На электрическом проводе, протянутом между домами на Доврегата, болталась пара связанных шнурками ботинок. Фонарь на проводе честно пытался освещать брусчатку тротуара, однако осенняя мгла, казалось, высасывала силы из всех источников городского освещения. Правда, Харри этого не замечал — он и не глядя мог отыскать дорогу между Софиес-гате и «Шрёдером». Что было проверено уже не раз.
Беате составила список тех, чьи сеансы сквоша и аэробики в «САТС» приходились на время, когда там появился человек в комбинезоне; обзвонить их она собиралась завтра. Если она его и не вычислит, во всяком случае, был шанс, что кто-нибудь видел Забойщика в раздевалке, когда тот переодевался, и сумеет назвать его приметы.

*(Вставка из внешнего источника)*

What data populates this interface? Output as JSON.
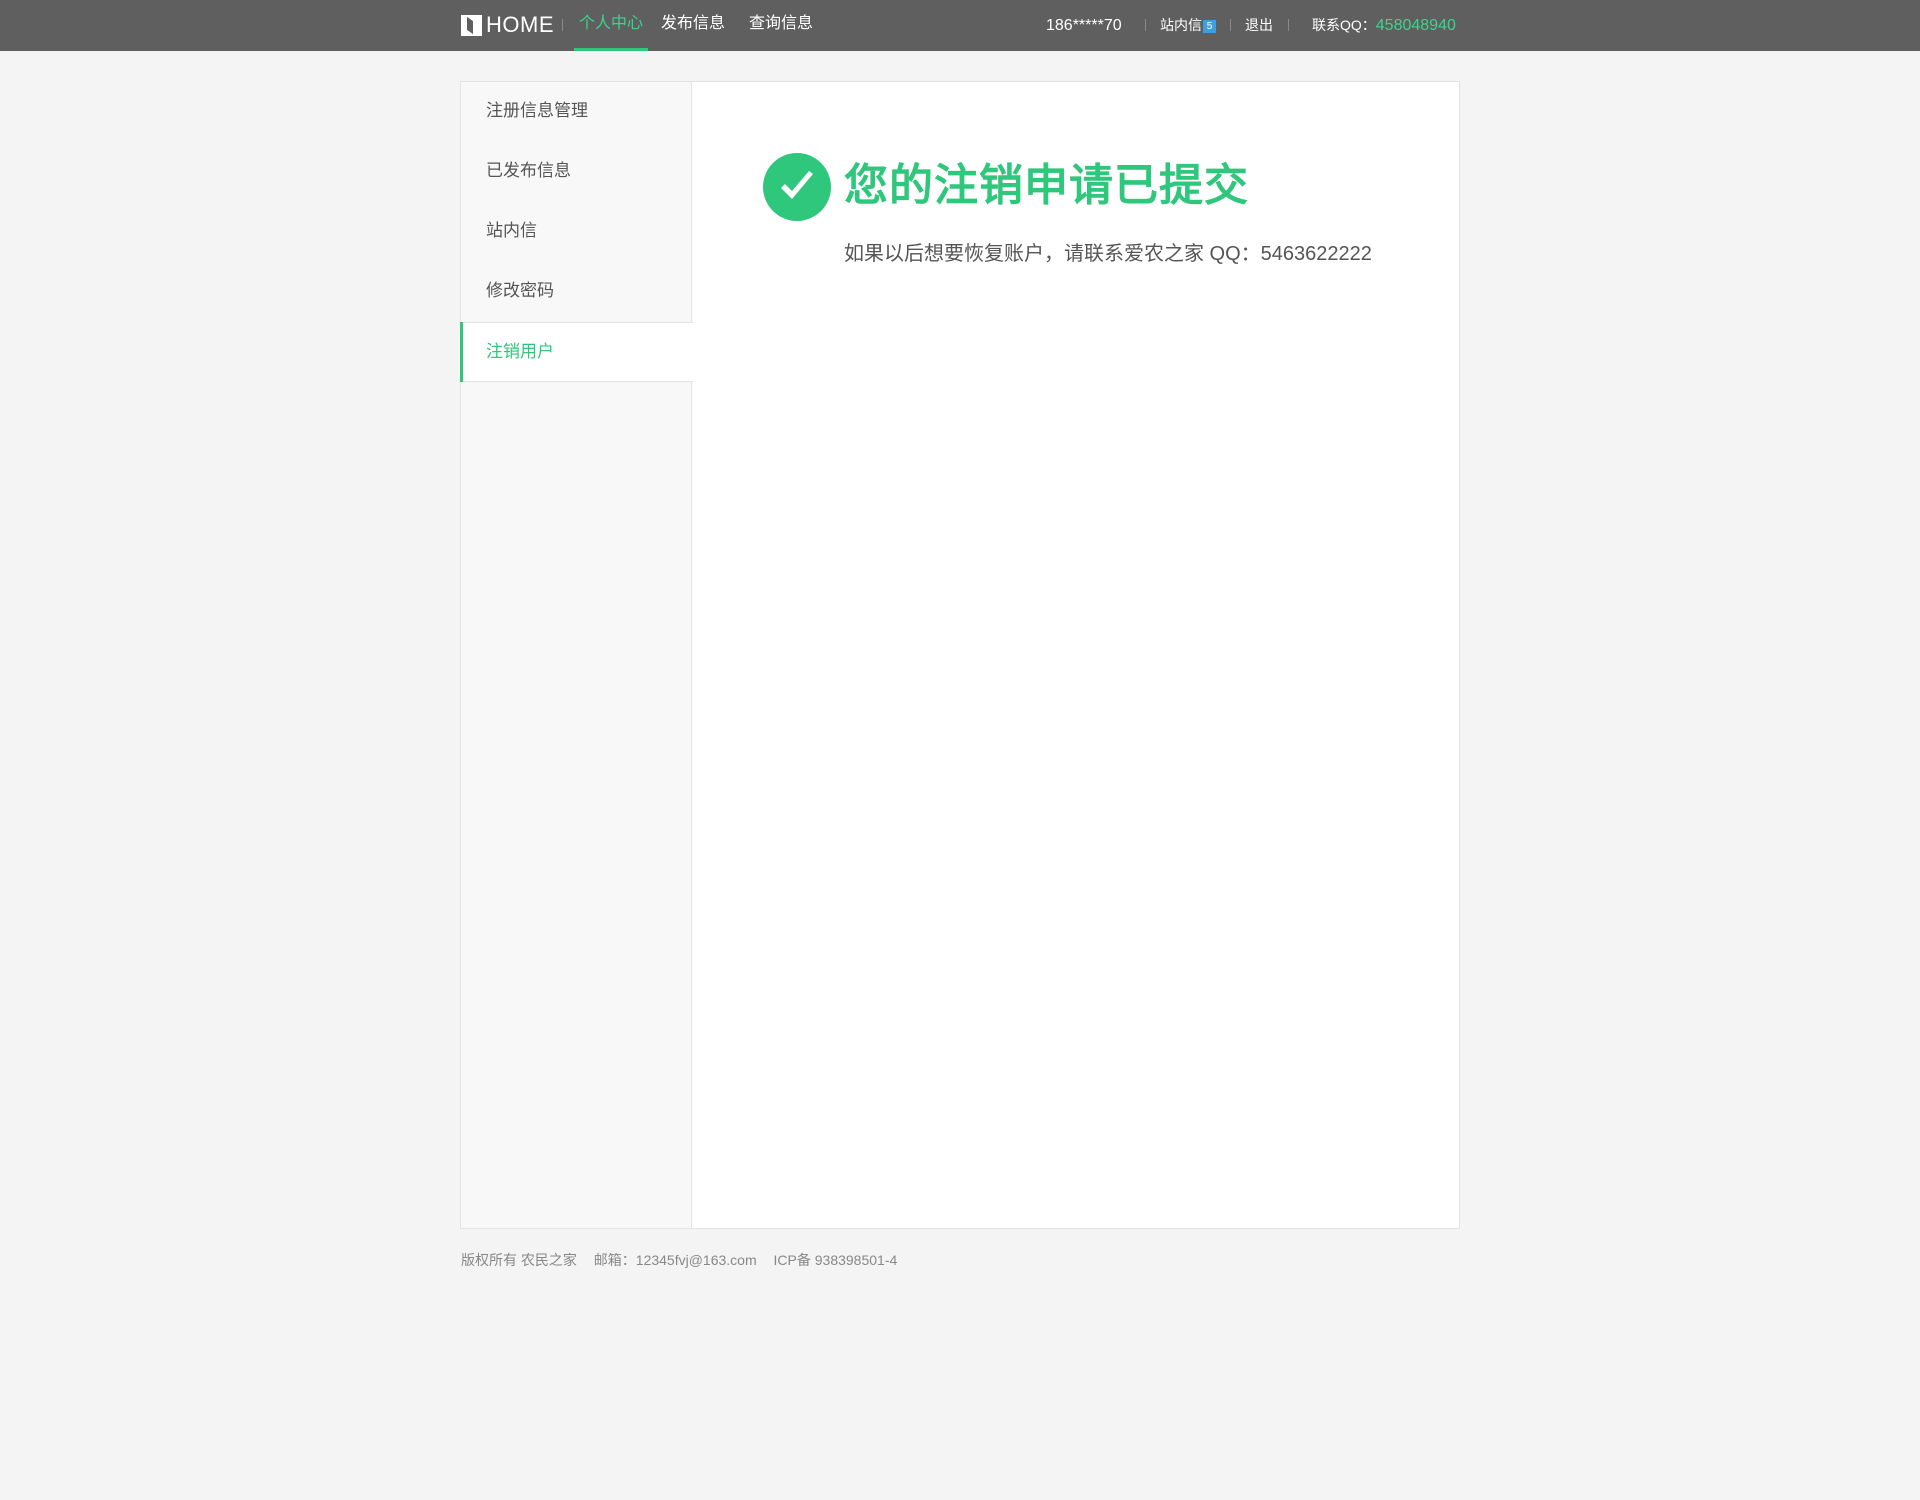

Харри прошел под раскачивающимися ботинками. Он видел их здесь уже не первый год и свыкся с мыслью, что так никогда и не узнает, как они тут очутились.

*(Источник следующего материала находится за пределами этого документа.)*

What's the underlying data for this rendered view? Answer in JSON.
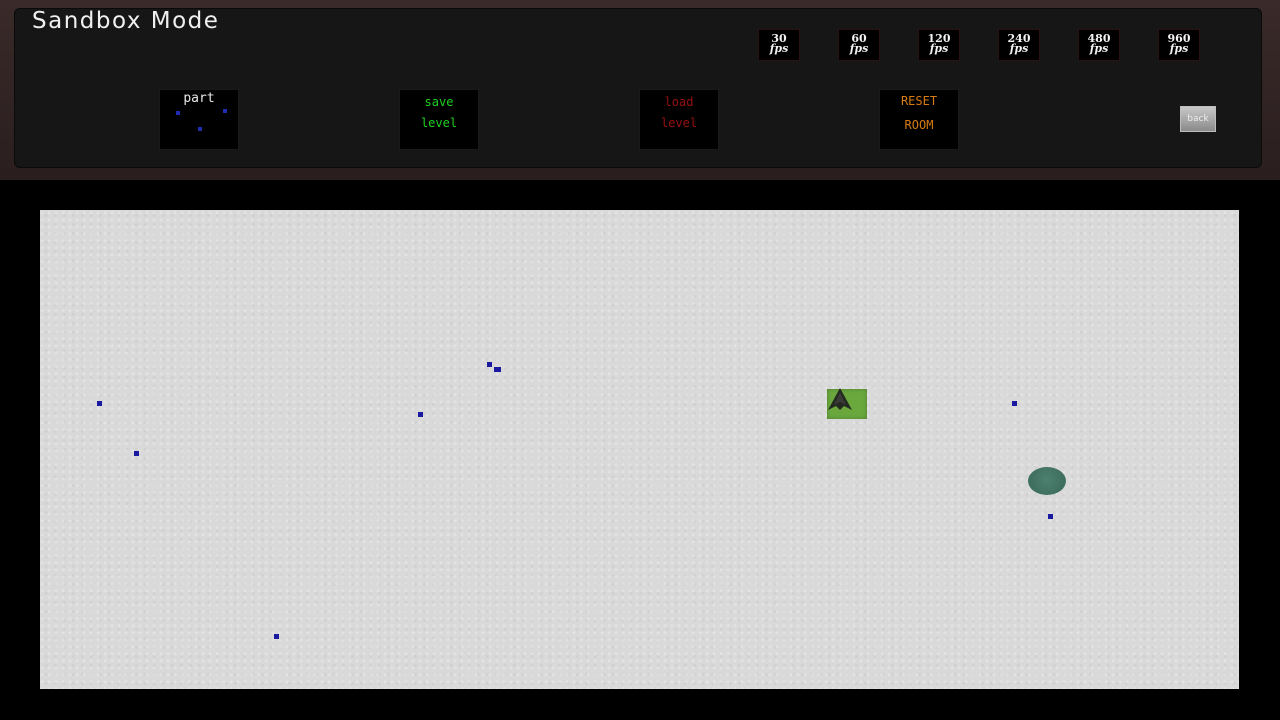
{
  "header": {
    "title": "Sandbox Mode"
  },
  "fps_options": [
    {
      "num": "30",
      "unit": "fps"
    },
    {
      "num": "60",
      "unit": "fps"
    },
    {
      "num": "120",
      "unit": "fps"
    },
    {
      "num": "240",
      "unit": "fps"
    },
    {
      "num": "480",
      "unit": "fps"
    },
    {
      "num": "960",
      "unit": "fps"
    }
  ],
  "tools": {
    "part": {
      "label": "part",
      "color": "#e8e8e8"
    },
    "save": {
      "line1": "save",
      "line2": "level",
      "color": "#1fd11f"
    },
    "load": {
      "line1": "load",
      "line2": "level",
      "color": "#9a1010"
    },
    "reset": {
      "line1": "RESET",
      "line2": "ROOM",
      "color": "#d77b12"
    },
    "back": {
      "label": "back"
    }
  },
  "arena": {
    "background": "#d9d9d9",
    "particle_color": "#1a1aa0",
    "player_color": "#6aa83e",
    "player_icon": "ship-icon",
    "orb_color": "#3e6e5e"
  }
}
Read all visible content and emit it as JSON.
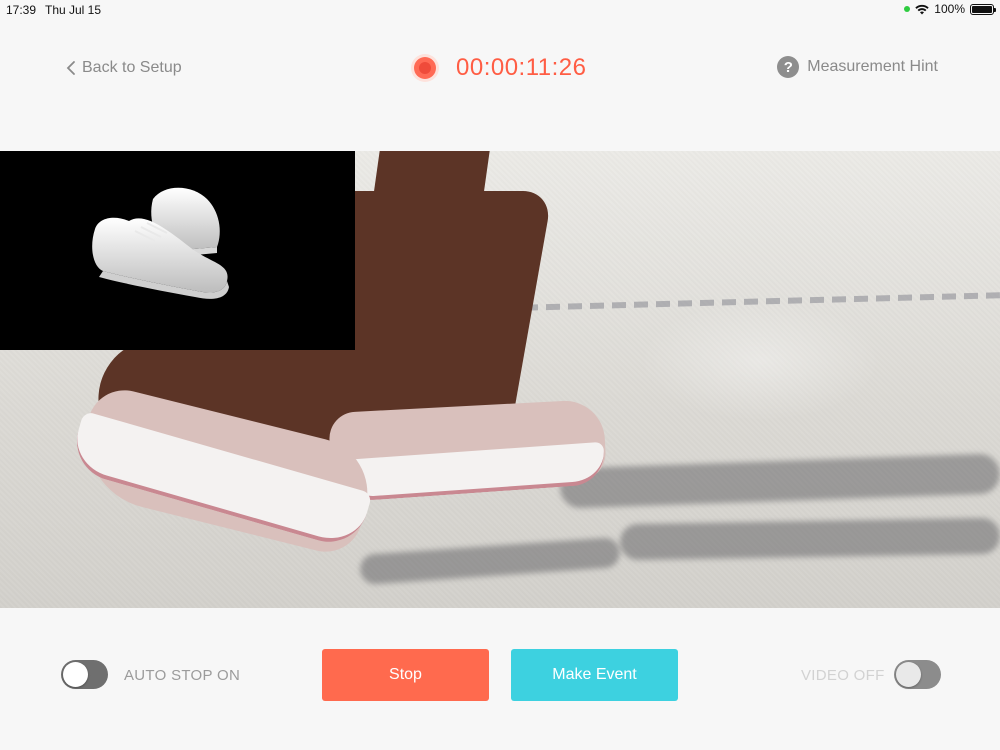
{
  "status_bar": {
    "time": "17:39",
    "date": "Thu Jul 15",
    "battery": "100%"
  },
  "header": {
    "back_label": "Back to Setup",
    "timer": "00:00:11:26",
    "hint_label": "Measurement Hint",
    "hint_icon": "question-icon"
  },
  "controls": {
    "auto_stop_label": "AUTO STOP ON",
    "auto_stop_on": false,
    "stop_label": "Stop",
    "event_label": "Make Event",
    "video_label": "VIDEO OFF",
    "video_on": false
  },
  "colors": {
    "accent_red": "#ff6a4e",
    "accent_cyan": "#3dd1e0",
    "timer_color": "#ff5d44",
    "muted_text": "#8a8a8a"
  }
}
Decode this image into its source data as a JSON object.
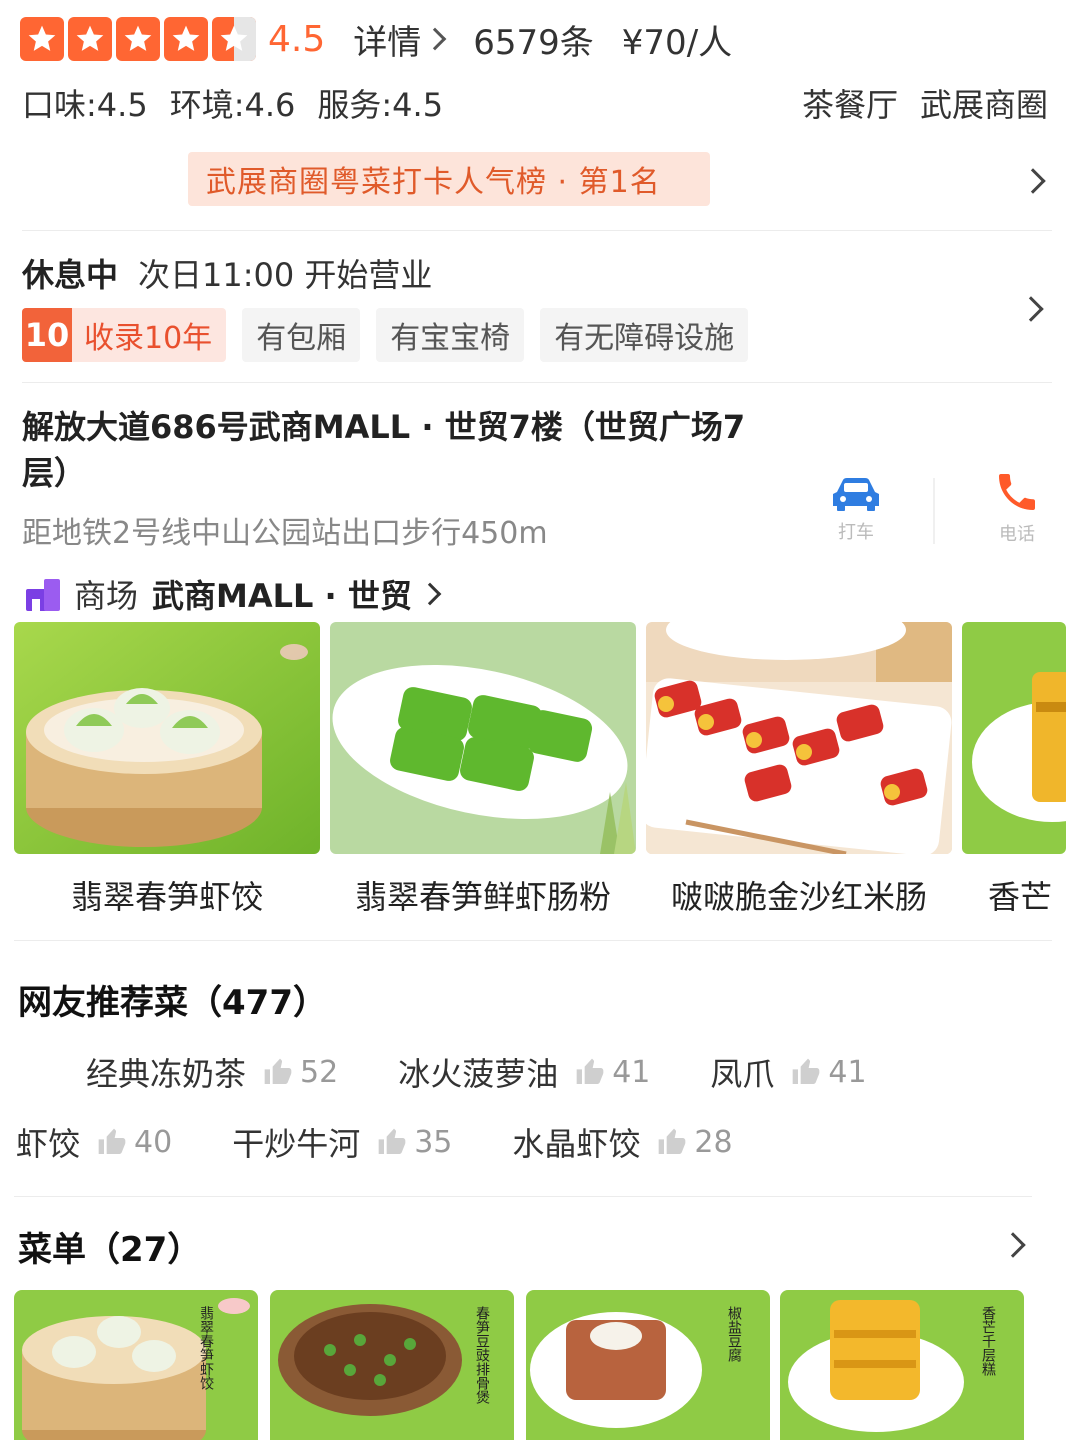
{
  "rating": {
    "score": "4.5",
    "detail_label": "详情",
    "review_count": "6579条",
    "price": "¥70/人"
  },
  "sub_scores": [
    "口味:4.5",
    "环境:4.6",
    "服务:4.5"
  ],
  "categories": [
    "茶餐厅",
    "武展商圈"
  ],
  "rank_banner": "武展商圈粤菜打卡人气榜 · 第1名",
  "status": {
    "state": "休息中",
    "next_open": "次日11:00 开始营业"
  },
  "tags": {
    "years_badge": "10",
    "years_label": "收录10年",
    "items": [
      "有包厢",
      "有宝宝椅",
      "有无障碍设施"
    ]
  },
  "address": {
    "line": "解放大道686号武商MALL · 世贸7楼（世贸广场7层）",
    "metro": "距地铁2号线中山公园站出口步行450m",
    "car_label": "打车",
    "phone_label": "电话"
  },
  "mall": {
    "kind": "商场",
    "name": "武商MALL · 世贸"
  },
  "featured_dishes": [
    {
      "name": "翡翠春笋虾饺"
    },
    {
      "name": "翡翠春笋鲜虾肠粉"
    },
    {
      "name": "啵啵脆金沙红米肠"
    },
    {
      "name": "香芒"
    }
  ],
  "recommended": {
    "title": "网友推荐菜（477）",
    "items": [
      {
        "name": "经典冻奶茶",
        "count": "52"
      },
      {
        "name": "冰火菠萝油",
        "count": "41"
      },
      {
        "name": "凤爪",
        "count": "41"
      },
      {
        "name": "虾饺",
        "count": "40"
      },
      {
        "name": "干炒牛河",
        "count": "35"
      },
      {
        "name": "水晶虾饺",
        "count": "28"
      }
    ]
  },
  "menu": {
    "title": "菜单（27）",
    "cards": [
      {
        "caption": "翡翠春笋虾饺"
      },
      {
        "caption": "春笋豆豉排骨煲"
      },
      {
        "caption": "椒盐豆腐"
      },
      {
        "caption": "香芒千层糕"
      }
    ]
  },
  "colors": {
    "accent": "#ff6633",
    "dish_bg_green": "#8cc63f",
    "mall_purple": "#7b3fe4"
  }
}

Когда Харри вошел в подъезд, Али мыл лестницу.
— Ты, наверное, ненавидишь норвежскую осень, — сказал Харри, вытирая ноги. — Сплошная сырость и слякоть.

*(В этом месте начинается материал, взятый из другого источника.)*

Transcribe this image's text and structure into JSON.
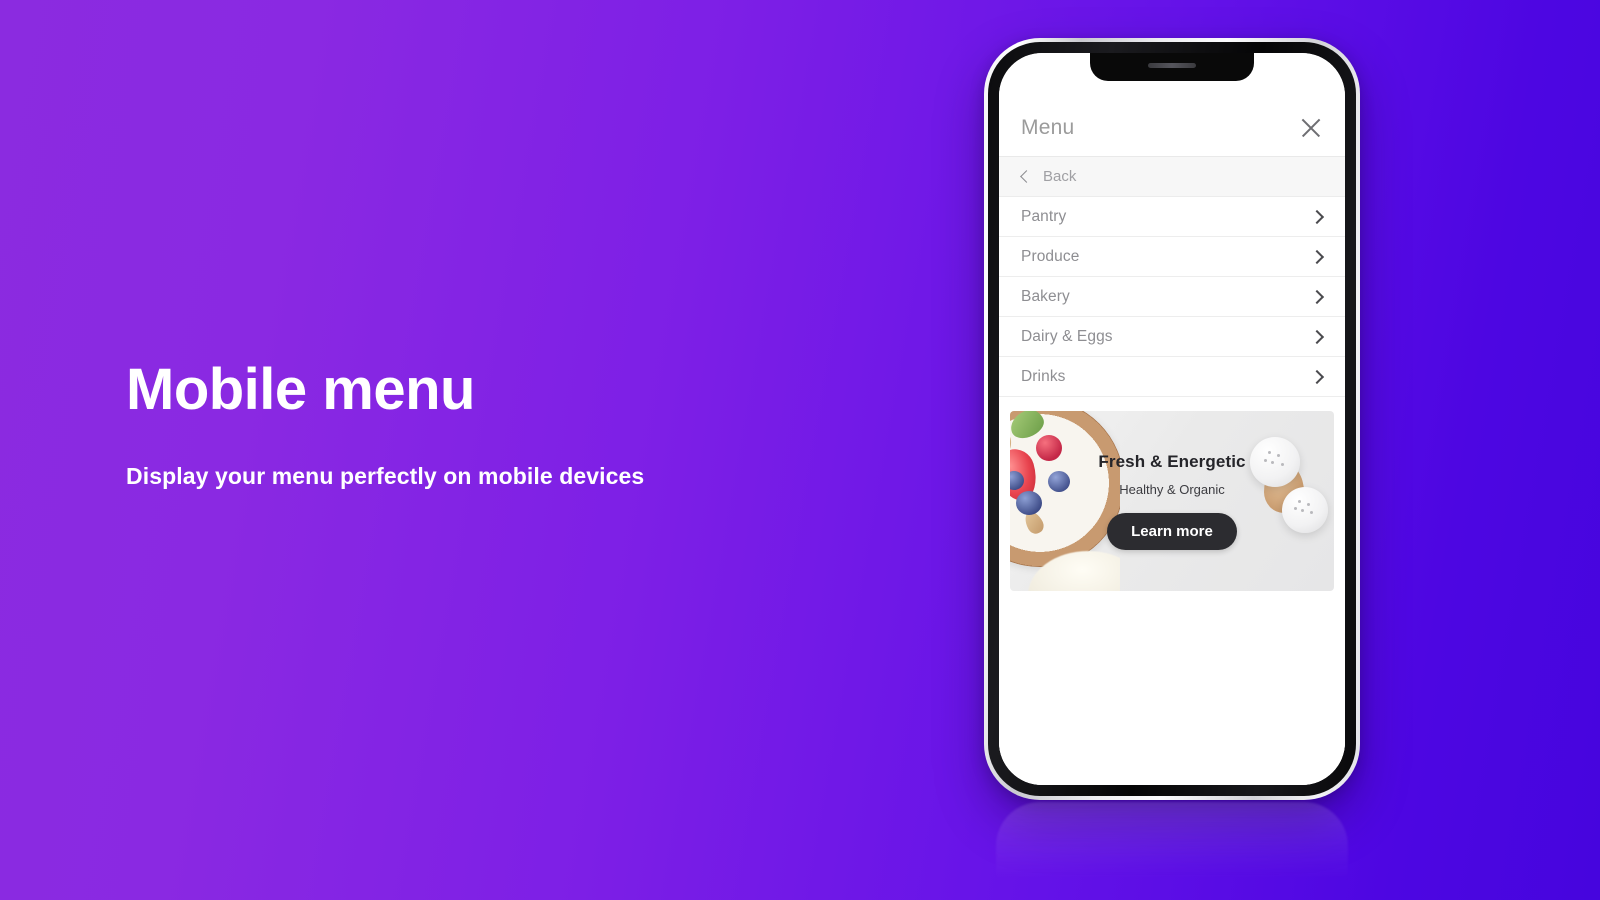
{
  "background": {
    "gradient_start": "#8b2be0",
    "gradient_end": "#4605de"
  },
  "hero": {
    "headline": "Mobile menu",
    "subhead": "Display your menu perfectly on mobile devices"
  },
  "phone": {
    "notch_icon": "speaker-grille"
  },
  "app": {
    "header": {
      "title": "Menu",
      "close_icon": "close-icon"
    },
    "back": {
      "label": "Back",
      "icon": "chevron-left-icon"
    },
    "menu_items": [
      {
        "label": "Pantry",
        "icon": "chevron-right-icon"
      },
      {
        "label": "Produce",
        "icon": "chevron-right-icon"
      },
      {
        "label": "Bakery",
        "icon": "chevron-right-icon"
      },
      {
        "label": "Dairy & Eggs",
        "icon": "chevron-right-icon"
      },
      {
        "label": "Drinks",
        "icon": "chevron-right-icon"
      }
    ],
    "promo": {
      "title": "Fresh & Energetic",
      "subtitle": "Healthy & Organic",
      "button_label": "Learn more",
      "button_color": "#2c2c30"
    }
  }
}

— В моем родном городе в Пакистане из-за смога дальше чем на пятьдесят метров ничего не разглядишь, — улыбнулся Али. — Круглый год.
Харри услышал далекий, но знакомый звук. По закону подлости телефоны всегда начинают звонить, когда ты их слышишь, но подойти не можешь. Он посмотрел на часы. Десять. Ракель говорила, что будет звонить в девять.
— Что до твоего чулана в подвале… — начал Али, но Харри уже летел вверх по лестнице, оставляя на каждой четвертой ступеньке отпечаток своих мартенсов.
Едва он открыл дверь, телефон умолк.